И наконец, если бы дело обстояло именно так, то теистическая метафизика оказалась бы несостоятельна как метафизика (вопрос веры нас здесь не интересует). Это было ясно еще Э. фон Гартману. Ибо теистическая метафизика пред полагает абсолютно реальное существование независимой от всех сил материи – будь то хотя бы сама не протяженная, но означающая «принцип протяженности» «materia prima» Аристотеля. Но если физическое тело – проявление силы, то этой силе недостает для начала субъекта. А сила без субъекта – нонсенс. Так что же еще, кроме самого первосущего (das Urwirkliche), может быть этим субъектом? Необходимость Бога как единственного действующего субъекта исключает метафизический теизм, возникающий и исчезающий вместе с «causae secundae» и практикующей их самостоятельной материальной субстанцией , равно как и вместе с предположением о существовании субстанциально созданных душ. Хотя мы точно знаем, что в названных пунктах перед нами – лишь начатки принципиально нового понятия природы, и что противоречия, которые еще предстоит преодолеть в теоретической физике, чрезвычайно глубоки, мы все же хотели показать на этих примерах (не ставя перед собой задачи излагать содержательную метафизику), как сегодня сама позитивная наука, исходя из внутренней необходимости, стремится подойти к постановке несомненно метафизических проблем.
Другим негативным условием подготовки провозглашенного нами выше возрождения метафизики является нейтрализация ее второго большого противника – релятивизация « историзма » путем отрицания исторической «вещи в себе» и путем утверждения онтически значимого сущностно-необходимого перспективизма всех возможных исторических образов и познаний, возникающего за счет индивидуального момента содержания и своеобразной позиции наблюдателя в абсолютном времени, необходимо предполагаемом для процессов органической жизни и психических процессов. В учении о сущностно-необходимой относительности всего исторического «бытия» как такового – а не только его познания – историзм как мировоззрение преодолен (причем преодолен самим собой ) точно так же, как в релятивистско-теоретическом учении об относительности протяженного физического бытия как такового – а, стало быть, не только нашего человеческого познания о нем – навсегда преодолен в пользу чисто законосообразных абсолютных мировых констант и силовых центров «абсолютный» механицизм «абсолютного» мира физических тел. И здесь физическая наука, именно за счет того, что она исключила из своей картины мира все составные части, противоречащее принципу возможной наблюдаемости и математической выводимости, т. е. составные части мнимо метафизического содержания, впервые вновь проложила путь для «метафизики природы», завершив тот процесс дифференциации, который, вопреки позитивистскому и историцистскому учениям об отмирании метафизики, происходил в истории Нового времени – как мы видели – с самого начала. Аналогичным образом «историзм» вначале с полным правом поколебал все «абсолютные» исторические авторитеты, в особенности все основанные ради абсолютного , положительного, конкретного спасительно-благого мира «церкви» – больших врагов самостоятельной метафизики, – чтобы затем с помощью систематически изложенного учения об абсолютном степенном порядке ценностей и одновременно учения о сущностном историческом перспективизме исторического бытия как такового превозмочь, в свою очередь, и самого себя. Итак, благодаря этому чрезвычайно интересному процессу развития знания путь к метафизике вновь открыт.

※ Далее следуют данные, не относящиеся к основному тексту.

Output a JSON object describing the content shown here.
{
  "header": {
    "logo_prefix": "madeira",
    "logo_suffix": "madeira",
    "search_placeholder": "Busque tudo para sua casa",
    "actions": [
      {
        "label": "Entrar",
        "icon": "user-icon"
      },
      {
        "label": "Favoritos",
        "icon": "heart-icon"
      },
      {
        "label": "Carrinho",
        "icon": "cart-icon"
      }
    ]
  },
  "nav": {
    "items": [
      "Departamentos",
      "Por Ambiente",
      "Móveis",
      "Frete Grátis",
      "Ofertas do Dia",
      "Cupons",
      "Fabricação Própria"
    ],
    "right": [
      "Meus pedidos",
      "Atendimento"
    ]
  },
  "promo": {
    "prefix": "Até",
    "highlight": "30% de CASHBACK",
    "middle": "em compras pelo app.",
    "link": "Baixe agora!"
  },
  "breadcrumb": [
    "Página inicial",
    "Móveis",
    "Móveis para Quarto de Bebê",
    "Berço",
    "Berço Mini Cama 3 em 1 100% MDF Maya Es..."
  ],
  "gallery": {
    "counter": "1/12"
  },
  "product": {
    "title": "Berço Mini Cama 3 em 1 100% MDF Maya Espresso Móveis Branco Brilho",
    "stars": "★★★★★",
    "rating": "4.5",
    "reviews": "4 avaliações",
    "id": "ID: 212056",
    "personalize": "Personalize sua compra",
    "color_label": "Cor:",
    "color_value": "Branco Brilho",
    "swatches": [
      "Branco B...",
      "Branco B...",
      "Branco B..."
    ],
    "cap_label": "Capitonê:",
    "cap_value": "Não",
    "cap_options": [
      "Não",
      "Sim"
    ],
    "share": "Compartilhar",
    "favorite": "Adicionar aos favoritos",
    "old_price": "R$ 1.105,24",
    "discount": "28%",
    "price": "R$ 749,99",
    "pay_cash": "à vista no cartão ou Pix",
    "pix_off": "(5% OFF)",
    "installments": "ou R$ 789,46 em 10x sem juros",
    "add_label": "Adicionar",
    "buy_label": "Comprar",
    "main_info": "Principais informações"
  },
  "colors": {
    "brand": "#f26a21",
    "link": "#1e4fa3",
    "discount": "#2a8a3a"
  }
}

Своего рода принцип относительности не только исторического познания и исторического оценивания, но и самих исторических фактов и заключенной в них ценностной определенности, а также сущностной незавершенности и смысловой изменчивости исторических фактов впервые был сформулирован мной в работе «Покаяние и возрождение» [247]. После того, как в ней проводится различие между сущностью физической причинности и переживаемого времени, всегда распадающегося на три неведомых для объективного физического времени измерения – «настоящее» (сфера восприятия), «прошлое» (сфера непосредственного воспоминания), «будущее» (сфера непосредственного ожидания), – там говорится буквально следующее: « Исторический факт никогда не бывает готовым, он всегда как бы спасаем . Конечно, все, что в смерти Цезаря относится к событиям природы, готово и неизменно, подобно солнечному затмению, которое предсказывал Фалес. Но то, что составляет в нем исторический факт, т. е. все, что в нем относится к единству смысла и действия в хитросплетении смыслов человеческой истории, – это бытие неготовое , готовое же оно лишь в конце мировой истории».